Optical Rotatory Dispersion of Mitochondrial Reduced Diphosphopyridine Nucleotide Dehydrogenase from Cardiac Tissue

Abstract

Abstract Optical rotatory dispersion spectra of oxidized and reduced FMN and FAD are presented from 600 to 210 mµ and of riboflavin from 600 to 340 mµ. Optical rotatory dispersion behavior of soluble DPNH dehydrogenase was studied between 600 and 185 mµ with respect to the oxidation state of the enzyme. The optical rotatory dispersion spectra were analyzed and the extrinsic Cotton effects were resolved from the protein backbone rotations. Shechter-Blout's A' parameters were computed: A'193 = 147 and A'225 = -278° for the oxidized enzyme, and A'193 = 32 and A'225 = -210° for the reduced. The centers of the resolved extrinsic Cotton effects due to nonprotein chromophores were 437 mµ and 350 mµ for the oxidized and 436 mµ and 346 mµ for the reduced enzyme. The rotational strength, amplitude, and band width of these Cotton effects were dependent upon the oxidation state of the enzyme.

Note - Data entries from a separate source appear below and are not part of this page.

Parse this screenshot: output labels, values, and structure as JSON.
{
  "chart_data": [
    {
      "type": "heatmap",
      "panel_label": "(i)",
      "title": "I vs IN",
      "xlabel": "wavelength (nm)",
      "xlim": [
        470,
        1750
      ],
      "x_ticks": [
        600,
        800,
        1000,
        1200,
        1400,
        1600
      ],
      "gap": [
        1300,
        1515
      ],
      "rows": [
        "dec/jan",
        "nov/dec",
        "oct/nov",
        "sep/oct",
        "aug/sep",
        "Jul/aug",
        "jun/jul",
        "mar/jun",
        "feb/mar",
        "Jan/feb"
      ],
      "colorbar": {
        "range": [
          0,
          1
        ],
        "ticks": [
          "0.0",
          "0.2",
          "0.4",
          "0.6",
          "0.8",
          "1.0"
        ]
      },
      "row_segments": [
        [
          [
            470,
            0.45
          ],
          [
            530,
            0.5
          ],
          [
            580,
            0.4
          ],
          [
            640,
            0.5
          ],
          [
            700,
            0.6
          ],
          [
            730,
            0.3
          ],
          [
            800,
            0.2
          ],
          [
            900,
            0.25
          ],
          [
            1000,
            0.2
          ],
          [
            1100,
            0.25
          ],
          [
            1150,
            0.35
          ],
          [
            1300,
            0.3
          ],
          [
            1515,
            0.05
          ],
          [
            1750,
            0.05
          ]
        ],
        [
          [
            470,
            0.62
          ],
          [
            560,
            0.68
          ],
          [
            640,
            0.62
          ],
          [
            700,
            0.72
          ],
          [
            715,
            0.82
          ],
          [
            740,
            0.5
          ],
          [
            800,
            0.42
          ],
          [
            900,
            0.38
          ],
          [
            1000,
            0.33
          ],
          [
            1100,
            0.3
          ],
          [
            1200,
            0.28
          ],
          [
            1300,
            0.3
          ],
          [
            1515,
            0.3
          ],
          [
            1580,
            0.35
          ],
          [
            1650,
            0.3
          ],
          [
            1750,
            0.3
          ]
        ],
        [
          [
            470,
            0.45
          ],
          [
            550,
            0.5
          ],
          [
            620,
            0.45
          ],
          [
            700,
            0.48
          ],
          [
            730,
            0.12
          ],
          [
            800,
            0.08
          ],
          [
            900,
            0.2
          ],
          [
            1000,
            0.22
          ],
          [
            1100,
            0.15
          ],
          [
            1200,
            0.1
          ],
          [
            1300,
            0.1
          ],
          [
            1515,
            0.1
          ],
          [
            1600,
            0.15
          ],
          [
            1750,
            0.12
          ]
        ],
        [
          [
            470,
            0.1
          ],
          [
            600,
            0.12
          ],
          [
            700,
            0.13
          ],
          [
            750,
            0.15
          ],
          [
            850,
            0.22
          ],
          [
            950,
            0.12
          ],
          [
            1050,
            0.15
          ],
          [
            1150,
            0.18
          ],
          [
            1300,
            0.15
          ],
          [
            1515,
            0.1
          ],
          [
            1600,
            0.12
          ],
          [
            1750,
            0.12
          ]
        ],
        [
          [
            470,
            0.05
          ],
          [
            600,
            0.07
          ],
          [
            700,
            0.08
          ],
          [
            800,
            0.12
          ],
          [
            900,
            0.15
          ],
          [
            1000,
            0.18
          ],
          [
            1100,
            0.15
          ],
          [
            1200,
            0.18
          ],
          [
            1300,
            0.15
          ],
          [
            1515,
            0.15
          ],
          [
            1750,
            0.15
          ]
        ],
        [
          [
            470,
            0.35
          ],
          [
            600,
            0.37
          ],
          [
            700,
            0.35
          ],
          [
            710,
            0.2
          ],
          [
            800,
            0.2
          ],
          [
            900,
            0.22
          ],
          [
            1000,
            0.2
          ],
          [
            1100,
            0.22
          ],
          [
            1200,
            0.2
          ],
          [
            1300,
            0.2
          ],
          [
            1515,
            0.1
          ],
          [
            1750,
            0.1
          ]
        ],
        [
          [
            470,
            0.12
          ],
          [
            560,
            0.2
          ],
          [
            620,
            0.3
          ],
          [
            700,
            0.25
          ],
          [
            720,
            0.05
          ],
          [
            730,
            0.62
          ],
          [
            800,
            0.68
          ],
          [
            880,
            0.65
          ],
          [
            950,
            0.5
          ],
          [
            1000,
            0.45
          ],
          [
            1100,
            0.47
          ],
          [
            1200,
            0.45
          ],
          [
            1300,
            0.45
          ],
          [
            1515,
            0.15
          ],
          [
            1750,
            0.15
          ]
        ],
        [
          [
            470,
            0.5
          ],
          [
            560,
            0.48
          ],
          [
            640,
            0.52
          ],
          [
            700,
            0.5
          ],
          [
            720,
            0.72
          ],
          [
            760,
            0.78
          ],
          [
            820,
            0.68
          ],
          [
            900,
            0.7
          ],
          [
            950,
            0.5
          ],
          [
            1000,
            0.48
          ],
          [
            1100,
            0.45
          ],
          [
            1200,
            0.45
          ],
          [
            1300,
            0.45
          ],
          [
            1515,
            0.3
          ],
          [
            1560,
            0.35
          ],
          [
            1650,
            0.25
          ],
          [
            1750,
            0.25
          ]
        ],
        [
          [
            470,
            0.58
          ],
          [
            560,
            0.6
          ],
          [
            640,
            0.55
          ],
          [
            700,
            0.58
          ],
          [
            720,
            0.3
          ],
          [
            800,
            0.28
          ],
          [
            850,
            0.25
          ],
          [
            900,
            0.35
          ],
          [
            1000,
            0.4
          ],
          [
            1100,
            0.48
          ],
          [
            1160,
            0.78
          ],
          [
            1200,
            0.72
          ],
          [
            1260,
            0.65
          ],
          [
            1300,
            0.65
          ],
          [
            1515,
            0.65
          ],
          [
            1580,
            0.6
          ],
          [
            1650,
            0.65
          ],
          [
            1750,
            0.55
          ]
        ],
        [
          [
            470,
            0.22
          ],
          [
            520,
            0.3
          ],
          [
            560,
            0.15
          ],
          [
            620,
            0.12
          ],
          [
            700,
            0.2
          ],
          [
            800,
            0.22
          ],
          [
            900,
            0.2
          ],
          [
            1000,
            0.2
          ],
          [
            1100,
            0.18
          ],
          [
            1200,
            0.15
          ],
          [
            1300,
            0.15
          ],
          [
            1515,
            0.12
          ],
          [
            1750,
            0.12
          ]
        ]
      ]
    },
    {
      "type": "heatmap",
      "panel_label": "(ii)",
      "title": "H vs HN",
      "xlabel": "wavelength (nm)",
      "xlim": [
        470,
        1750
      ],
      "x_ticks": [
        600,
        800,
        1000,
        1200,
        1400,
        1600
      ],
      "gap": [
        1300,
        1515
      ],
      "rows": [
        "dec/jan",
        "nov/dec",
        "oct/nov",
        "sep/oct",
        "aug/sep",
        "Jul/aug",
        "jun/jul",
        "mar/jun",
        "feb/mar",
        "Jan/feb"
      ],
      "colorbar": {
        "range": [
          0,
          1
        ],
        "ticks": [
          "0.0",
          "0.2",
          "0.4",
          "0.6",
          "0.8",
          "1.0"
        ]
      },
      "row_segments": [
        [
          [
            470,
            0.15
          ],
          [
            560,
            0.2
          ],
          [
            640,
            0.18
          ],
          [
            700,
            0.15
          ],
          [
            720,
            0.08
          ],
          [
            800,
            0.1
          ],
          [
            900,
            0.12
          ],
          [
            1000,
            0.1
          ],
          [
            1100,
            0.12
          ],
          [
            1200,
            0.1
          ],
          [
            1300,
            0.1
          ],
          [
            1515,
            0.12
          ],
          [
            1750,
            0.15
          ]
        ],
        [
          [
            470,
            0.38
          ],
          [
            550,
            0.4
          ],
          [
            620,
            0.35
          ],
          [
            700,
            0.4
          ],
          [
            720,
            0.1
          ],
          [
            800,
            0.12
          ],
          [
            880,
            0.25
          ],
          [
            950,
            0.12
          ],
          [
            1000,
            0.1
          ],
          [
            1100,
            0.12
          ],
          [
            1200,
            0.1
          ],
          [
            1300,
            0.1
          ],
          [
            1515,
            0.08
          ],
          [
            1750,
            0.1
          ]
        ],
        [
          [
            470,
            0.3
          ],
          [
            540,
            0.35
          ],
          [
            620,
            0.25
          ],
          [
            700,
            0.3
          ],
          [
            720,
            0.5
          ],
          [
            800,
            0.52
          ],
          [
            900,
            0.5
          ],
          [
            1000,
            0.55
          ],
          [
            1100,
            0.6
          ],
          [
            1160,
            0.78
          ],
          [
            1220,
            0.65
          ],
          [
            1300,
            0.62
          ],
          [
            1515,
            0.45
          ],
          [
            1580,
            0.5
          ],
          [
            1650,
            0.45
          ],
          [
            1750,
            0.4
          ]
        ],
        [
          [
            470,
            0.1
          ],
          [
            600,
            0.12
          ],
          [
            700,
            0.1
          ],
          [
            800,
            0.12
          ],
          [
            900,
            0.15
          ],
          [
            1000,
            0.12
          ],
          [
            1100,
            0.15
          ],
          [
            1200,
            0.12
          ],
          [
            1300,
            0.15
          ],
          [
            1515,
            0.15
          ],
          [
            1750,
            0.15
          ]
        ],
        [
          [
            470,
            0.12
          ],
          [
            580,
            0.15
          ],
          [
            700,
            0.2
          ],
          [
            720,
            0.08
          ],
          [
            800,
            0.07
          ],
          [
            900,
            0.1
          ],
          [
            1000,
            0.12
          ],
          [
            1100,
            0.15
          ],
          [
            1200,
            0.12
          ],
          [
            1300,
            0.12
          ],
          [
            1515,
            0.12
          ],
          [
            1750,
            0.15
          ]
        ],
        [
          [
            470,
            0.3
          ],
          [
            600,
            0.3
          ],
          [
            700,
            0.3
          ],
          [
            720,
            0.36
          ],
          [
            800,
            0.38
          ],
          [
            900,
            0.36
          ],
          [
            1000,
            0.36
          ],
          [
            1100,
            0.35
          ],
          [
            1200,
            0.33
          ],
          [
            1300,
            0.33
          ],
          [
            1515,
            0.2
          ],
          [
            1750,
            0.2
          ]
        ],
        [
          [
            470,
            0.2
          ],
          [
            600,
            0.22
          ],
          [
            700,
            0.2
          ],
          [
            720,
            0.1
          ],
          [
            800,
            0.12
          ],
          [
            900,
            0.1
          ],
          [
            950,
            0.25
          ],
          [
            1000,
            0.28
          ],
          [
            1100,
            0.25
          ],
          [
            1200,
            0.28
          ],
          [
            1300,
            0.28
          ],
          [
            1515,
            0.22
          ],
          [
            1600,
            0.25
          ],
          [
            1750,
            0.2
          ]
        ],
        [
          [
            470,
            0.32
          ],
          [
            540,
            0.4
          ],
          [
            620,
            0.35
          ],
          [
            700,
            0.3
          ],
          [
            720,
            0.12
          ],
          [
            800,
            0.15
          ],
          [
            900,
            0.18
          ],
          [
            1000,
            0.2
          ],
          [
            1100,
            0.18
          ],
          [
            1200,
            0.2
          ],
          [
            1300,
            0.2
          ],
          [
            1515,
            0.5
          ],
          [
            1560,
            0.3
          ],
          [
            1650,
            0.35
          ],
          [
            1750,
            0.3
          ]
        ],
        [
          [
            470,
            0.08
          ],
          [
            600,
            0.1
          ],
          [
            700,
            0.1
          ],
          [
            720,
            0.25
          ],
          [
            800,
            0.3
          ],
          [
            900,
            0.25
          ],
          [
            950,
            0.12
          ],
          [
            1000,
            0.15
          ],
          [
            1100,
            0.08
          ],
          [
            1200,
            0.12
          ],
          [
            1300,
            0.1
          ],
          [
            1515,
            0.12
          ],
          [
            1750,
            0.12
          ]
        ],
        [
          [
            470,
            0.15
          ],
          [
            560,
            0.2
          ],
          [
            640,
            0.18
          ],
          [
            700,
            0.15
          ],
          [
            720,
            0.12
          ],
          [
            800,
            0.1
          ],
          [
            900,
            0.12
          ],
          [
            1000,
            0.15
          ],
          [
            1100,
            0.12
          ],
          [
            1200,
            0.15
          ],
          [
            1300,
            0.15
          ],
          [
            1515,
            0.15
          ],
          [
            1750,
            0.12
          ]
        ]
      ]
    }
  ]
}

In addition, anomalous rotations in the region of 550 mµ were also observed but were too small for accurate analysis. These observations indicate that the interactions between the chromophores and the protein are dependent upon the oxidation state of the dehydrogenase. This dependence may be due to changes in geometrical relationships within the system and in the conformation of the protein moiety which is also determined by the oxidation state of the prosthetic groups. These changes may in turn play an intrinsic role in the physiological action of the enzyme for electron transfer in the respiratory chain.